I could not be more pleased.
I'm a painter and a long time admirer of Rodin from having spent days admiring the diverse collection at The Palace of the Legion of Honor in San Francisco, where I grew up, to being lost in wide-eyed wonder while visiting The Rodin Museum in Paris.
Thank you for so much for effectively capturing the strength of his work.
So often reproductions lack the sensitivity of the original, which here is clearly not the case.
Les Bourgeois de Calais is one of my favorites and I have had the honor of seeing it in person from several collections. Your casting of Eustache de Saint-Pierre is fantastic."
Thank you!
Sincerely,
W.P.
Offered here is a spectacular inspired reproduction of Eustache de Saint-Pierre. The bearded man, who was the richest, oldest, and most prominent citizen of the group and the first to volunteer in the Burghers of Calais (Les Bourgeois de Calais). He expresses a sense of dignity despite what appears to be public humiliation and the weight of the whole world on his shoulders. This important sculpture of Rodin is one of the most famous sculptures he created, completed in 1889. It serves as a monument to an occurrence in 1347 during the Hundred Years' War, when Calais, an important French port on the English Channel, was under siege by the English for over a year.
The story goes that England's Edward III, after a victory in the Battle of Crécy, laid siege to Calais, while Philip VI of France ordered the city to hold out at all costs. Philip failed to lift the siege, and starvation eventually forced the city to parley for surrender.
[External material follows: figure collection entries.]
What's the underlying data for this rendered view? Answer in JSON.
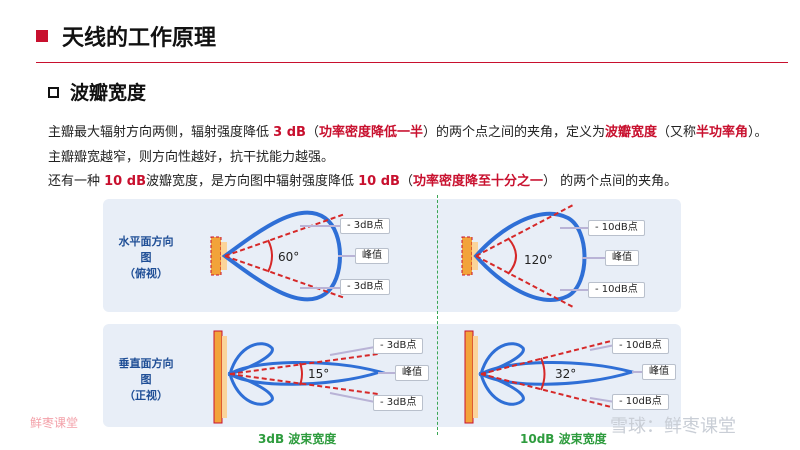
{
  "header": {
    "title": "天线的工作原理"
  },
  "section": {
    "title": "波瓣宽度"
  },
  "paragraphs": {
    "p1": {
      "a": "主瓣最大辐射方向两侧，辐射强度降低 ",
      "b": "3 dB",
      "c": "（",
      "d": "功率密度降低一半",
      "e": "）的两个点之间的夹角，定义为",
      "f": "波瓣宽度",
      "g": "（又称",
      "h": "半功率角",
      "i": "）。"
    },
    "p2": "主瓣瓣宽越窄，则方向性越好，抗干扰能力越强。",
    "p3": {
      "a": "还有一种 ",
      "b": "10 dB",
      "c": "波瓣宽度，是方向图中辐射强度降低 ",
      "d": "10 dB",
      "e": "（",
      "f": "功率密度降至十分之一",
      "g": "） 的两个点间的夹角。"
    }
  },
  "panels": {
    "horizontal": {
      "line1": "水平面方向",
      "line2": "图",
      "line3": "（俯视）"
    },
    "vertical": {
      "line1": "垂直面方向",
      "line2": "图",
      "line3": "（正视）"
    }
  },
  "diagrams": {
    "h3db": {
      "angle": "60°",
      "top_tag": "- 3dB点",
      "mid_tag": "峰值",
      "bottom_tag": "- 3dB点"
    },
    "h10db": {
      "angle": "120°",
      "top_tag": "- 10dB点",
      "mid_tag": "峰值",
      "bottom_tag": "- 10dB点"
    },
    "v3db": {
      "angle": "15°",
      "top_tag": "- 3dB点",
      "mid_tag": "峰值",
      "bottom_tag": "- 3dB点"
    },
    "v10db": {
      "angle": "32°",
      "top_tag": "- 10dB点",
      "mid_tag": "峰值",
      "bottom_tag": "- 10dB点"
    }
  },
  "captions": {
    "left": "3dB 波束宽度",
    "right": "10dB 波束宽度"
  },
  "watermarks": {
    "left": "鲜枣课堂",
    "right": "雪球：鲜枣课堂"
  },
  "colors": {
    "accent_red": "#c8102e",
    "lobe_blue": "#2f6fd6",
    "antenna_orange": "#f2a33a",
    "caption_green": "#2e9c3e",
    "panel_bg": "#e8eef7"
  }
}
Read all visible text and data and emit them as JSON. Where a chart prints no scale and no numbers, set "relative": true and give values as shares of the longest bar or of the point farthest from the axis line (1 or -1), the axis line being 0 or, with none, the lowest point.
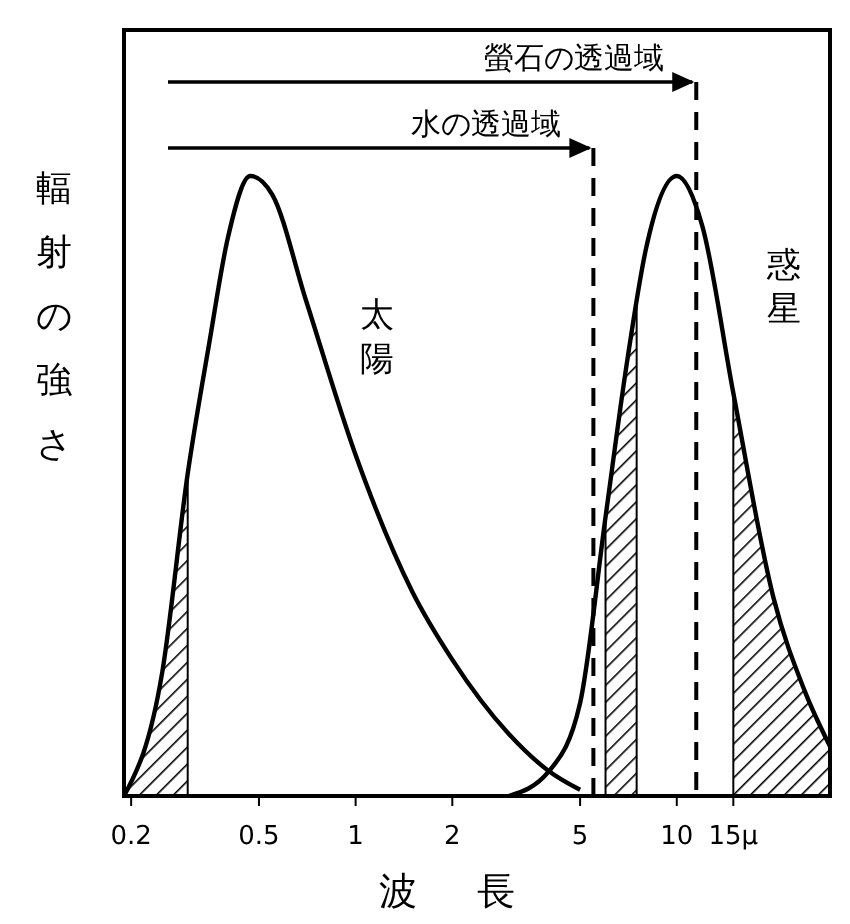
{
  "chart_data": {
    "type": "line",
    "xlabel": "波長",
    "ylabel": "輻射の強さ",
    "relative": true,
    "log": "x",
    "xlim": [
      0.19,
      30
    ],
    "xticks": [
      {
        "value": 0.2,
        "label": "0.2"
      },
      0.5,
      1,
      2,
      5,
      10,
      {
        "value": 15,
        "label": "15μ"
      }
    ],
    "legend": false,
    "grid": false,
    "series": [
      {
        "name": "太陽",
        "color": "#000000",
        "x": [
          0.19,
          0.25,
          0.3,
          0.35,
          0.4,
          0.47,
          0.55,
          0.7,
          1,
          1.5,
          2,
          3,
          4,
          5
        ],
        "values": [
          0,
          0.2,
          0.52,
          0.73,
          0.9,
          1,
          0.97,
          0.8,
          0.55,
          0.33,
          0.22,
          0.1,
          0.04,
          0.01
        ]
      },
      {
        "name": "惑星",
        "color": "#000000",
        "x": [
          3,
          4,
          5,
          6,
          7,
          8,
          10,
          12,
          15,
          20,
          25,
          30
        ],
        "values": [
          0,
          0.04,
          0.15,
          0.45,
          0.7,
          0.88,
          1,
          0.92,
          0.65,
          0.32,
          0.17,
          0.08
        ]
      },
      {
        "type": "area",
        "color": "#000000",
        "x": [
          0.19,
          0.25,
          0.3
        ],
        "values": [
          0,
          0.2,
          0.52
        ]
      },
      {
        "type": "area",
        "color": "#000000",
        "x": [
          6,
          7,
          7.5
        ],
        "values": [
          0.45,
          0.7,
          0.79
        ]
      },
      {
        "type": "area",
        "color": "#000000",
        "x": [
          15,
          20,
          25,
          30
        ],
        "values": [
          0.65,
          0.32,
          0.17,
          0.08
        ]
      }
    ],
    "ref_lines": [
      {
        "axis": "x",
        "value": 11.5,
        "label": "螢石の透過域",
        "line_style": "dashed"
      },
      {
        "axis": "x",
        "value": 5.5,
        "label": "水の透過域",
        "line_style": "dashed"
      }
    ]
  }
}
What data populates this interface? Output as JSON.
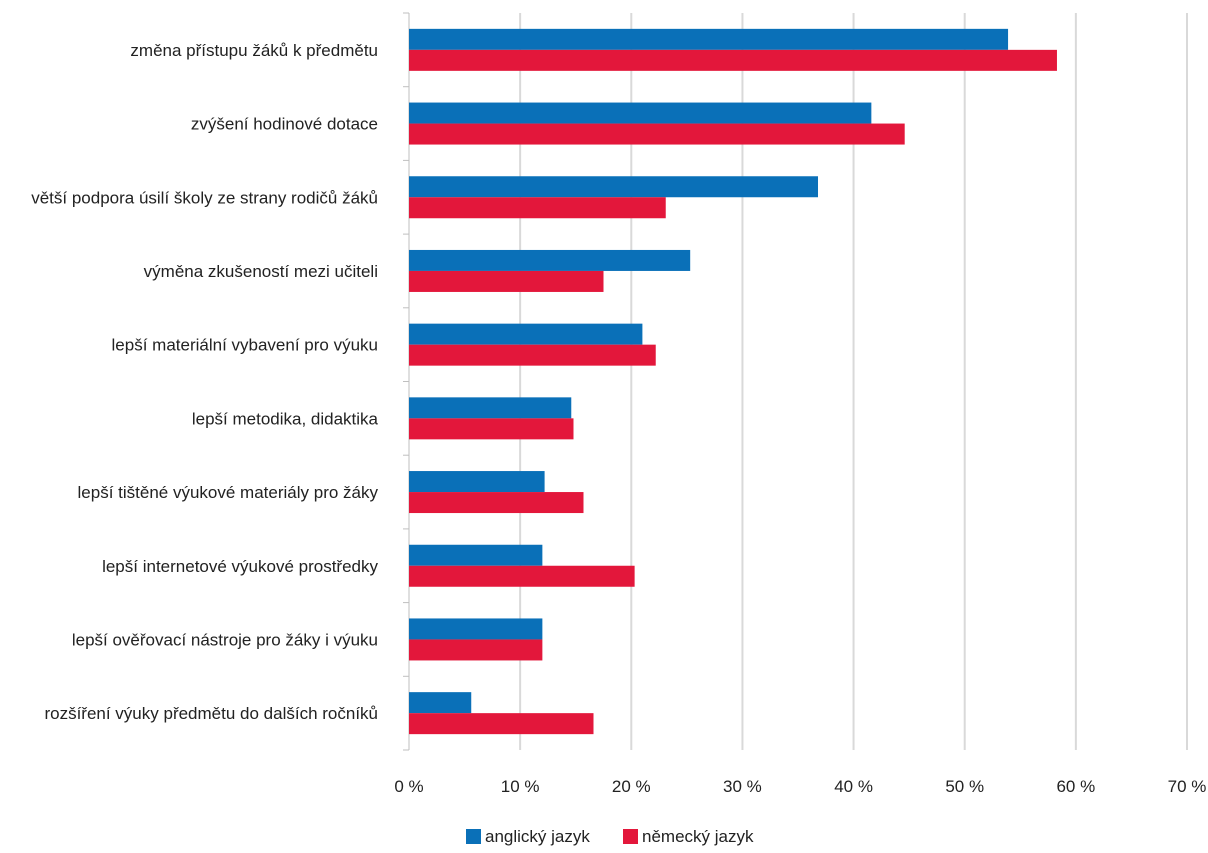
{
  "chart_data": {
    "type": "bar",
    "orientation": "horizontal",
    "categories": [
      "změna přístupu žáků k předmětu",
      "zvýšení hodinové dotace",
      "větší podpora úsilí školy ze strany rodičů žáků",
      "výměna zkušeností mezi učiteli",
      "lepší materiální vybavení pro výuku",
      "lepší metodika, didaktika",
      "lepší tištěné výukové materiály pro žáky",
      "lepší internetové výukové prostředky",
      "lepší ověřovací nástroje pro žáky i výuku",
      "rozšíření výuky předmětu do dalších ročníků"
    ],
    "series": [
      {
        "name": "anglický jazyk",
        "color": "#0a70b8",
        "values": [
          53.9,
          41.6,
          36.8,
          25.3,
          21.0,
          14.6,
          12.2,
          12.0,
          12.0,
          5.6
        ]
      },
      {
        "name": "německý jazyk",
        "color": "#e3173b",
        "values": [
          58.3,
          44.6,
          23.1,
          17.5,
          22.2,
          14.8,
          15.7,
          20.3,
          12.0,
          16.6
        ]
      }
    ],
    "xlim": [
      0,
      70
    ],
    "xticks": [
      0,
      10,
      20,
      30,
      40,
      50,
      60,
      70
    ],
    "tick_labels": [
      "0 %",
      "10 %",
      "20 %",
      "30 %",
      "40 %",
      "50 %",
      "60 %",
      "70 %"
    ],
    "grid": true,
    "legend_position": "bottom"
  }
}
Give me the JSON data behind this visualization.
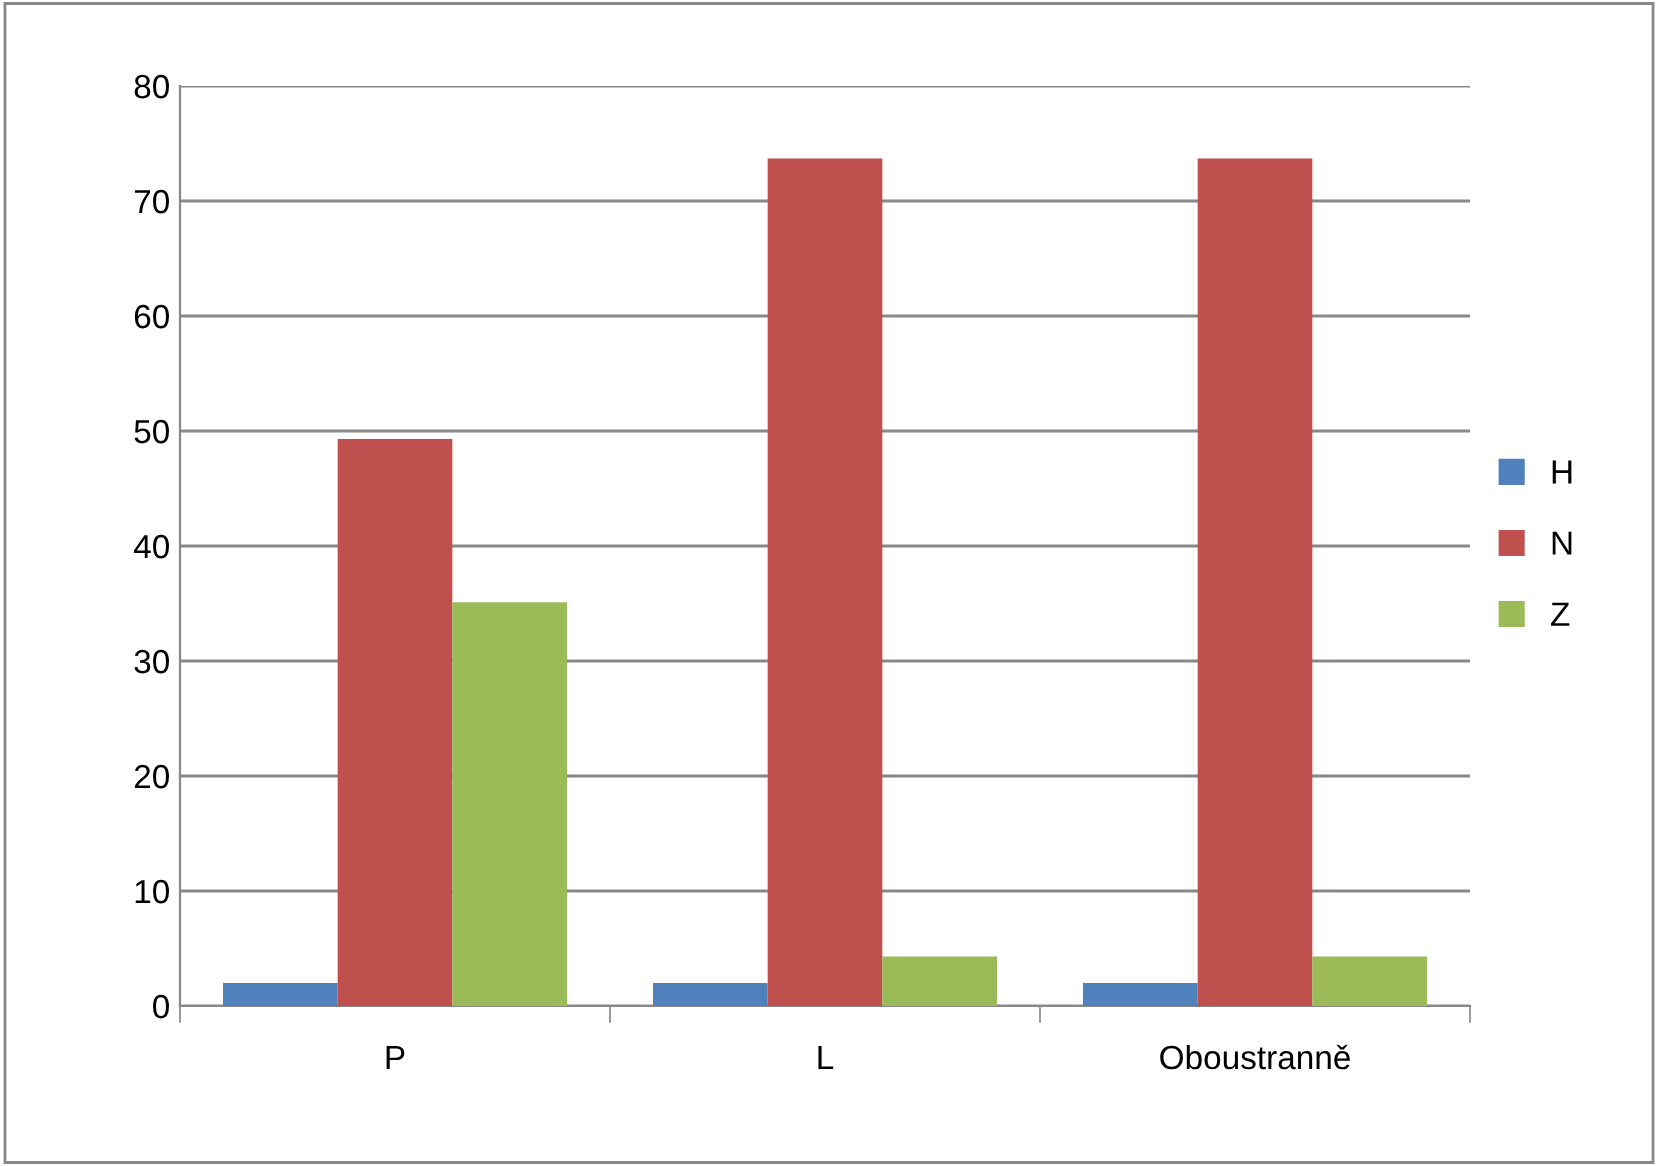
{
  "chart_data": {
    "type": "bar",
    "categories": [
      "P",
      "L",
      "Oboustranně"
    ],
    "series": [
      {
        "name": "H",
        "color": "#4f81bd",
        "values": [
          2.0,
          2.0,
          2.0
        ]
      },
      {
        "name": "N",
        "color": "#c0504d",
        "values": [
          49.3,
          73.7,
          73.7
        ]
      },
      {
        "name": "Z",
        "color": "#9bbb59",
        "values": [
          35.1,
          4.3,
          4.3
        ]
      }
    ],
    "ylim": [
      0,
      80
    ],
    "yticks": [
      0,
      10,
      20,
      30,
      40,
      50,
      60,
      70,
      80
    ],
    "grid": "y",
    "legend": "right"
  }
}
Edward offered to spare the people of the city if any six of its top leaders would surrender themselves to him, presumably to be executed. Edward demanded that they walk out almost naked, wearing nooses around their necks, and carrying the keys to the city and castle. One of the wealthiest of the town leaders, Eustache de Saint Pierre, volunteered first, and five other burghers soon followed suit, stripping down to their breeches. Saint Pierre led this envoy of emaciated volunteers to the city gates. It was this moment, and this poignant mix of defeat, heroic self-sacrifice, and willingness to face imminent death that Rodin captured in his sculpture, scaled somewhat larger than life.
In history, though the burghers expected to be executed, their lives were spared by the intervention of England's Queen, Philippa of Hainault, who persuaded her husband to exercise mercy by claiming that their deaths would be a bad omen for her unborn child.